For the past several months, Special Collections has been hard at work digitizing and creating metadata for several unique diaries in our collection as part of a new collaborative project with the Philadelphia Area Consortium of Special Collections Libraries (PACSCL). The PACSCL Diaries Project is an online archive that, once live, will contain 100 diaries from PACSCL’s member institutions including the University of Pennsylvania, Temple, Drexel, Haverford, the University of Delaware, and Bryn Mawr. More diaries will be added in the future. All of the diary images will be free to view and download, making the archive a wonderful resource for students and scholars, especially those who cannot travel to the Philadelphia area to see these diaries in person.

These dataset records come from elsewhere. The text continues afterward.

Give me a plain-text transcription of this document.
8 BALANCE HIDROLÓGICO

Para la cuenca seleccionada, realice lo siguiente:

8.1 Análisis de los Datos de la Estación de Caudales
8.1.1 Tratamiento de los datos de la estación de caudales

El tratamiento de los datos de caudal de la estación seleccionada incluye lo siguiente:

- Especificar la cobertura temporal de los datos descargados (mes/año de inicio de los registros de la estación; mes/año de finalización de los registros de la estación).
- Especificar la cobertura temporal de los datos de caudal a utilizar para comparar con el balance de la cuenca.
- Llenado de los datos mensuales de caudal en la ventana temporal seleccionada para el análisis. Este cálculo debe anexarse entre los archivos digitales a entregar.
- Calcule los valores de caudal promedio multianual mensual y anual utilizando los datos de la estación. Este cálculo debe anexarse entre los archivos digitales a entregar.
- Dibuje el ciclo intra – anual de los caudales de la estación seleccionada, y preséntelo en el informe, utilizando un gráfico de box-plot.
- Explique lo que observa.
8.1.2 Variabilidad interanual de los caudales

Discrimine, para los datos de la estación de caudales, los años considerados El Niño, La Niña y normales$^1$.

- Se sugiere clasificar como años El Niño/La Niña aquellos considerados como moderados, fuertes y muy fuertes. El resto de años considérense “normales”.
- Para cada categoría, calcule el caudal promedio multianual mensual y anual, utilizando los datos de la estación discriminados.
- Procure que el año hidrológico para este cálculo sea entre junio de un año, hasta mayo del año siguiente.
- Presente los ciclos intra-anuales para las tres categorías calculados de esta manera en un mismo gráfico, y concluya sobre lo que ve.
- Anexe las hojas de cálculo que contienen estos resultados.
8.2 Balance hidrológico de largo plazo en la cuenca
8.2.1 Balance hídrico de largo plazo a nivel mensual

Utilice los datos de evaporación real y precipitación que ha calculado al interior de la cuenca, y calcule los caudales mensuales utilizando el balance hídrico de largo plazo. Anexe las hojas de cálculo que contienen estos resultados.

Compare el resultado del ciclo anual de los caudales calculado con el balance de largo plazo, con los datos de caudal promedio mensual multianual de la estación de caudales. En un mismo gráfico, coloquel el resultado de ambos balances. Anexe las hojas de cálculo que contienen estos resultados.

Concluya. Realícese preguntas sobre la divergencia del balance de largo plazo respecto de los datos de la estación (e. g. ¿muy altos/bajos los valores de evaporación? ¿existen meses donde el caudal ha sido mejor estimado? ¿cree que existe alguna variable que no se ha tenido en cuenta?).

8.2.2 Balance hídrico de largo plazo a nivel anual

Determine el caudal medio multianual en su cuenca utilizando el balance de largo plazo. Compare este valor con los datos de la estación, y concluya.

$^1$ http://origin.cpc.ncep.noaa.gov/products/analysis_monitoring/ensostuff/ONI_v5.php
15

Lehigh contributed five diaries to the project. The diaries chosen showcase the diversity of our Special Collections. For example, we digitized the six-volume diary of William Estes, a Lehigh grad (class of 1905) who went on to get his medical degree from Johns Hopkins. Estes served as an army surgeon during World War I, when he was stationed in France. Another fascinating war diary digitized for this project was that of William Herman Wilhelm, who attended Lehigh as part of the class of 1887 but ended up graduating from the U.S. Military Academy in 1888. “Billy,” as he was known to friends, served as a captain in the Philippine-American War. His diary entries describe his journey from Tennessee to Cuba and finally, to the Philippines. For those interested in local history, we digitized two volumes of the diary of Estelle Johnston. Her diary records her day-to-day activities as the wife of the prominent Bethlehem Steel executive Archibald Johnston during the 1930's and 1940's. Because of our strength in the history of technology, we also chose to include a diary written by an anonymous mid-nineteenth-century engineer. The engineer’s diary details the construction of the Harlem River Bridge in New York, and contains a number of impressive drawings of the bridge. Finally, we digitized the childhood diary of a former Lehigh Geology Professor, Benjamin Miller. Miller’s diary, written in 1891 when he was growing up in Kansas, testifies to his early love of reading and writing.
In order to participate in this project, Special Collections relied on a group of dedicated student workers and volunteers who helped us scan and edit images, as well as come up with page level metadata for each of the diaries. We also benefited from the assistance of several staff members from the Help Desk. We are very grateful to everyone in the library who helped us make this project a reality.